At it's heart, a device driver is just a piece of software code that manages access to a piece of hardware: a printer, a multiport card or the hard drive, for example. What makes drivers different from stand-alone programs is that they are actually part of the Unix kernel: the kernel is made up from the base code that is Unix itself plus all the driver code that tells it how to talk to the hardware it is running on.

The driver has the responsibility of hiding the details of the hardware from the operating system and, ultimately, from you as the user. This is important, because hardware changes all the time. Neither you nor Unix itself wants to work with the details of a hard drive, for instance. You want to 'cat' a file, and Unix translates that into "I need Block Number 3025 from the disk". How to get block 3025 depends on a number of factors: what kind of hard drive is this (IDE,SCSI,ESDI)? What's it's geometry (Cylinders, Heads)? It's the driver code that has the answers to all that and is thus able to quietly come up with the desired block.

If that were all there was too it, why not just have the kernel know all about SCSI and IDE to start with? Build it in, why complicate the issue? Well, we use IDE and SCSI hard drives now, but in a few years our mass storage may be based on light! Obviously our overworked Unix kernel can't be prepared to handle whatever strange storage device pops up in the future. But, a driver can be written for that device that will handle the nitty-gritty details and give Unix what it wants: block number 4077, please.

So what make device drivers so hard to understand? Nothing, really. All a device driver does is take data from one place and transfer it to another. That's not the kind of task that causes anguish to the average programmer. There are two things that make this process difficult: programming around interrupts, and the miscellaneous quirks of the actual hardware device itself.

I'll take up interrupts first. If you don't already understand what a hardware interrupt is, think of it as a way for a device (such as a printer port) to get the computer's attention. That is exactly how they work: there is an electrical line on the CPU called INT (for Interrupt, of course). The details of this get a little complicated because the device doesn't use that line directly. Instead, the "Hey, I need something" call goes through something called a Programmable Interrupt Controller. To make it even worse, there are actually two of these PIC's. All this complication is necessary because (in general) each device has it's own interrupt number. For example, COM1 (tty1A) uses Interrupt 4, lp0 uses Interrupt 5, and so on. While it is possible for two devices to share the same interrupt number, it is obviously much cleaner and simpler to have a unique interrupt for each separate device.
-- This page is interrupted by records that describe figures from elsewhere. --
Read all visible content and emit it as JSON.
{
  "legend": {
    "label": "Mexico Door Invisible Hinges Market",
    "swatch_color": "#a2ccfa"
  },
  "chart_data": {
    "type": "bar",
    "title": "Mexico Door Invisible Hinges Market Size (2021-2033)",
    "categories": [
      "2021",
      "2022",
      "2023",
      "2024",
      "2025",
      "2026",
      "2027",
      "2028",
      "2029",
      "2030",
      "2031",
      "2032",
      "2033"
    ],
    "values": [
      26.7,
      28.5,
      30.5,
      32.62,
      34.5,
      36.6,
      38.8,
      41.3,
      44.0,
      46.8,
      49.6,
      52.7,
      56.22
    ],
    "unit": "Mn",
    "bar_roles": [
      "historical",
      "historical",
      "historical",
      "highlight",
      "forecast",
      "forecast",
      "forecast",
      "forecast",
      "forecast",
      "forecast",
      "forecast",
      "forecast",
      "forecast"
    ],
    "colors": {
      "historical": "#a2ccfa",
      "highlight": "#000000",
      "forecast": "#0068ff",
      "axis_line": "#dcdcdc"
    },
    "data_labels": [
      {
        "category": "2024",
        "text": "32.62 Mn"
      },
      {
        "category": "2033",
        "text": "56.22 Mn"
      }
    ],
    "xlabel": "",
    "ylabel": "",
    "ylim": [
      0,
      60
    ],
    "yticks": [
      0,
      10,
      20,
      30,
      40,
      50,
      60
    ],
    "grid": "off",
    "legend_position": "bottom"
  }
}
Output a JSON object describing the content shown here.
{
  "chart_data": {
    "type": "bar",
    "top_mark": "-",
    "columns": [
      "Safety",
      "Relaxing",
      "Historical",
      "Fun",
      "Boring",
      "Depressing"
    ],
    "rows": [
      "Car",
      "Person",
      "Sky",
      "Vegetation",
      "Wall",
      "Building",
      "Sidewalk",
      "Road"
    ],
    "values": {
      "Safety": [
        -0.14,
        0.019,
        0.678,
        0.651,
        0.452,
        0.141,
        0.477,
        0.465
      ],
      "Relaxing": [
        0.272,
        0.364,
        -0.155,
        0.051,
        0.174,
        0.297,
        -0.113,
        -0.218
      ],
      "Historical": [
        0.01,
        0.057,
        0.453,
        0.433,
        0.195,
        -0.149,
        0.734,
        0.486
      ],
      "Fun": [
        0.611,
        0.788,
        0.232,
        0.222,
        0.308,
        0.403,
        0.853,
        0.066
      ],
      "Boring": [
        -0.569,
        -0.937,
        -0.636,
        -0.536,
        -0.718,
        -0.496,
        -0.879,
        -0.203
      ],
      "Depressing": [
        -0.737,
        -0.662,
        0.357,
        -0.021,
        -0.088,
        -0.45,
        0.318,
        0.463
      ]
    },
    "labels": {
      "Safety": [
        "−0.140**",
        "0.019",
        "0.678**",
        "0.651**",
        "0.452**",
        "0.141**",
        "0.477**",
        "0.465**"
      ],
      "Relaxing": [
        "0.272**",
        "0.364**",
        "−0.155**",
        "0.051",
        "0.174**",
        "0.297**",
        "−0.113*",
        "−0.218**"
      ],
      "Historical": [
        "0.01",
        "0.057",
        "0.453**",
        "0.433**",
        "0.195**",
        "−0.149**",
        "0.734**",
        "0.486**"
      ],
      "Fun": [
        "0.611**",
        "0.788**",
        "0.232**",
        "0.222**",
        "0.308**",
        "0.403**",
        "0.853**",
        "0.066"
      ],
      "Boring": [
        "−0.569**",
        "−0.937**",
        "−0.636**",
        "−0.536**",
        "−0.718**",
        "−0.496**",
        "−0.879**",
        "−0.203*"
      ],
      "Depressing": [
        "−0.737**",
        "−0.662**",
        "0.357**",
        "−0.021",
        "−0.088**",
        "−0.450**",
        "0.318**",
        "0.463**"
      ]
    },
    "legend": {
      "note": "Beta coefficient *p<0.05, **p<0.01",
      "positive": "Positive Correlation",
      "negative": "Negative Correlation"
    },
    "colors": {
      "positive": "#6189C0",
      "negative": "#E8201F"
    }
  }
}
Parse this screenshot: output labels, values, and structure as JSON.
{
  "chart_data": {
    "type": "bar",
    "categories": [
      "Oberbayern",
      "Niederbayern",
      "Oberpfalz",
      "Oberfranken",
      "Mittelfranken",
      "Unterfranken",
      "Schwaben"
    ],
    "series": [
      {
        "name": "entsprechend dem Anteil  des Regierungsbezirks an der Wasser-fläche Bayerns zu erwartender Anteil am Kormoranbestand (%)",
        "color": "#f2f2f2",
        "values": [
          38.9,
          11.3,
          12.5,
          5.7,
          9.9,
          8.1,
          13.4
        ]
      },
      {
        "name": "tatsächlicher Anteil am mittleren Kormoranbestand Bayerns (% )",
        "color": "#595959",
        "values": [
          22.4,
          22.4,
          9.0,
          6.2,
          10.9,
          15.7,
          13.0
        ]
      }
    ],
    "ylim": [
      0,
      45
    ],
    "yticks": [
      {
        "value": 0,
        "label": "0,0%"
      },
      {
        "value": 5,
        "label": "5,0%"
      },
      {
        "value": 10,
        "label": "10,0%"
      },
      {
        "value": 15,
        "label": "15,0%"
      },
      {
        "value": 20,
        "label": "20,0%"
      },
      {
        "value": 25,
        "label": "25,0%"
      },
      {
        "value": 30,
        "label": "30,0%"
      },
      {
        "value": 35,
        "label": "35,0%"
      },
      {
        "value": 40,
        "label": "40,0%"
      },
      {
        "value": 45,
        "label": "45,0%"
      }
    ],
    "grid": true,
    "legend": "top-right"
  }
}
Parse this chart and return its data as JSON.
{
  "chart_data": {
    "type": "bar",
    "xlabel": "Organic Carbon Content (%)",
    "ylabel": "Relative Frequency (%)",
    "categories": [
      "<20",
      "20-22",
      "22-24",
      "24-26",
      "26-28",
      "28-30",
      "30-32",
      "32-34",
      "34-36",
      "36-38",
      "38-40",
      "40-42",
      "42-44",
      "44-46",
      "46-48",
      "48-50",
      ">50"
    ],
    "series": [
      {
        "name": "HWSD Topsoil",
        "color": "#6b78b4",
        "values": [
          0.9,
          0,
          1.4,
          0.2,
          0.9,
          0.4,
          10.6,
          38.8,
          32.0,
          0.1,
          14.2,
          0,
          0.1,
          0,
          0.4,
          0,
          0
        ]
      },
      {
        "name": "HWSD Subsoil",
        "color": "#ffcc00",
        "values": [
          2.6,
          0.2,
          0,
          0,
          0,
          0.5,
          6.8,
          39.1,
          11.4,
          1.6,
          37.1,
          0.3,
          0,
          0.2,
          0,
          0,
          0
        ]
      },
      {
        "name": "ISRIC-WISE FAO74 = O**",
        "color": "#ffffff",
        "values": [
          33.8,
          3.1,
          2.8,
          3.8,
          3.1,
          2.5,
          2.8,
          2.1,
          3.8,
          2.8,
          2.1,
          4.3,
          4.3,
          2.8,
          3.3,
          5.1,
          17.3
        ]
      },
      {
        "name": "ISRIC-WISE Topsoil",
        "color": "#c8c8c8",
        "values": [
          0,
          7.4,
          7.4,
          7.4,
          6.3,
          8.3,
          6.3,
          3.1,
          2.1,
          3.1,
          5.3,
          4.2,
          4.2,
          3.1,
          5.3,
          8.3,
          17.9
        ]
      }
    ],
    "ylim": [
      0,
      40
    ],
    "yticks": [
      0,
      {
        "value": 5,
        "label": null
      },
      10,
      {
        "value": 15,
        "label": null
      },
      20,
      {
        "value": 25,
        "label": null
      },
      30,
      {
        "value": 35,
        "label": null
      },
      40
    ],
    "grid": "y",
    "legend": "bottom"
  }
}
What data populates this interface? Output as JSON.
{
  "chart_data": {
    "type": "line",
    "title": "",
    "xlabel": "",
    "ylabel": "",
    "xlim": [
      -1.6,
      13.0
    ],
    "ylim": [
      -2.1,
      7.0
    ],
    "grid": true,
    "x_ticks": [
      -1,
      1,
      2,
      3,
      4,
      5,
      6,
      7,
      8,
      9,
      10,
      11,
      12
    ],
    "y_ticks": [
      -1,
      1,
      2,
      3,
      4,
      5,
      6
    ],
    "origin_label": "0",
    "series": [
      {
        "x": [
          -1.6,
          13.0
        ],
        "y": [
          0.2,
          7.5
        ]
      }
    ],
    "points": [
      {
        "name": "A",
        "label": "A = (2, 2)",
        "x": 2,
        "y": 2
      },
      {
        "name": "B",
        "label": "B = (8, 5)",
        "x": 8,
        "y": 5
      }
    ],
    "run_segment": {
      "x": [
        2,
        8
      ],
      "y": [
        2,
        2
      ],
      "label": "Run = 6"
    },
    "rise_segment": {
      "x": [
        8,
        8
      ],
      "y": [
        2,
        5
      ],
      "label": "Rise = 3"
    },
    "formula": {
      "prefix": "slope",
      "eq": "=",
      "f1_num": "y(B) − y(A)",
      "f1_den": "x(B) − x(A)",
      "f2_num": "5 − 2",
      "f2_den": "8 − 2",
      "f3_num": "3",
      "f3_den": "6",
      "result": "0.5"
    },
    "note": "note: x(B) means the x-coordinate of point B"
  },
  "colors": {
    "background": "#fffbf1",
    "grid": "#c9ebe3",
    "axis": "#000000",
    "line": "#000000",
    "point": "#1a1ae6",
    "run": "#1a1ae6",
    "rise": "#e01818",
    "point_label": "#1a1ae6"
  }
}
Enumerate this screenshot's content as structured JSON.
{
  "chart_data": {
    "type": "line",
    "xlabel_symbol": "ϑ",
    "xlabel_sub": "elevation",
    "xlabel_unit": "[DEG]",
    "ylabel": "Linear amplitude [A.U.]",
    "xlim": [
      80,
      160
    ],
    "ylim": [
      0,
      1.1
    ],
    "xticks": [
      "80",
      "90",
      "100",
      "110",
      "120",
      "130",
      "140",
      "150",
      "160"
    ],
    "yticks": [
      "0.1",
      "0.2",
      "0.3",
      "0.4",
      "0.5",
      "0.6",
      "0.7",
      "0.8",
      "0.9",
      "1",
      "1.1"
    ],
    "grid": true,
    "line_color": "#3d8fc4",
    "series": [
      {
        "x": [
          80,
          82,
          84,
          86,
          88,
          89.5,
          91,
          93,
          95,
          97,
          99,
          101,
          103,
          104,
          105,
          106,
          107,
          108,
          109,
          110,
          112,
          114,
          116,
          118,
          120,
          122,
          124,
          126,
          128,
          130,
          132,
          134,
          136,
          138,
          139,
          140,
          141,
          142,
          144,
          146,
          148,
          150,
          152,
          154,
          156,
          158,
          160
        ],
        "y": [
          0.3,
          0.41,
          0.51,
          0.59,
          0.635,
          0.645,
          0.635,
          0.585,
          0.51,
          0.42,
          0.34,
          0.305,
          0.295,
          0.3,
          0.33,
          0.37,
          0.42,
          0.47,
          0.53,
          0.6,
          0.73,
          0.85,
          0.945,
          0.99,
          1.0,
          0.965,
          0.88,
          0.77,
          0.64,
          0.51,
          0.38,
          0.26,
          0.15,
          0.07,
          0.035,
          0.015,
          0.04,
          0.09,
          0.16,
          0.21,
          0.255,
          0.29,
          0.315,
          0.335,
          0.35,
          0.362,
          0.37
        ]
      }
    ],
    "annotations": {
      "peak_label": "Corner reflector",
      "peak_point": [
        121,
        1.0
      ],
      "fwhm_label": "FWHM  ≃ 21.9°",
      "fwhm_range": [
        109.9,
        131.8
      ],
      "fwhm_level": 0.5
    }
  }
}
Leaving out the gory details, a device can signal an interrupt through the PIC's and ultimately the CPU gets tapped on the shoulder. As part of acknowledging the tap, the CPU finds out the interrupt number. This is where the term "Interrupt Vector" comes into play. At this point, the CPU knows that the device that uses interrupt 4 (for example) needs attention. That's a great piece of news, but what's the CPU supposed to do about it? CPU's execute instructions, so somebody had better have provided some executable code that knows what to do with Interrupt 4! In fact, each device driver will have provided such code, and will have specifically identified it as being the "interrupt routine". At the time of linking together all the device drivers, a "vector table" is constructed that effectively says "If you get an Interrupt 4, jump to this address and start executing code."

Taking the printer as an example, the INT line is asserted when the printer is done printing the last character you sent to it. The purpose behind this is so that your program (or somebody else's program) can continue doing useful work in the time between sending a character to the printer and the time that the printer is ready to accept another character. The "interrupt" effectively says "I'm done with that, send me more".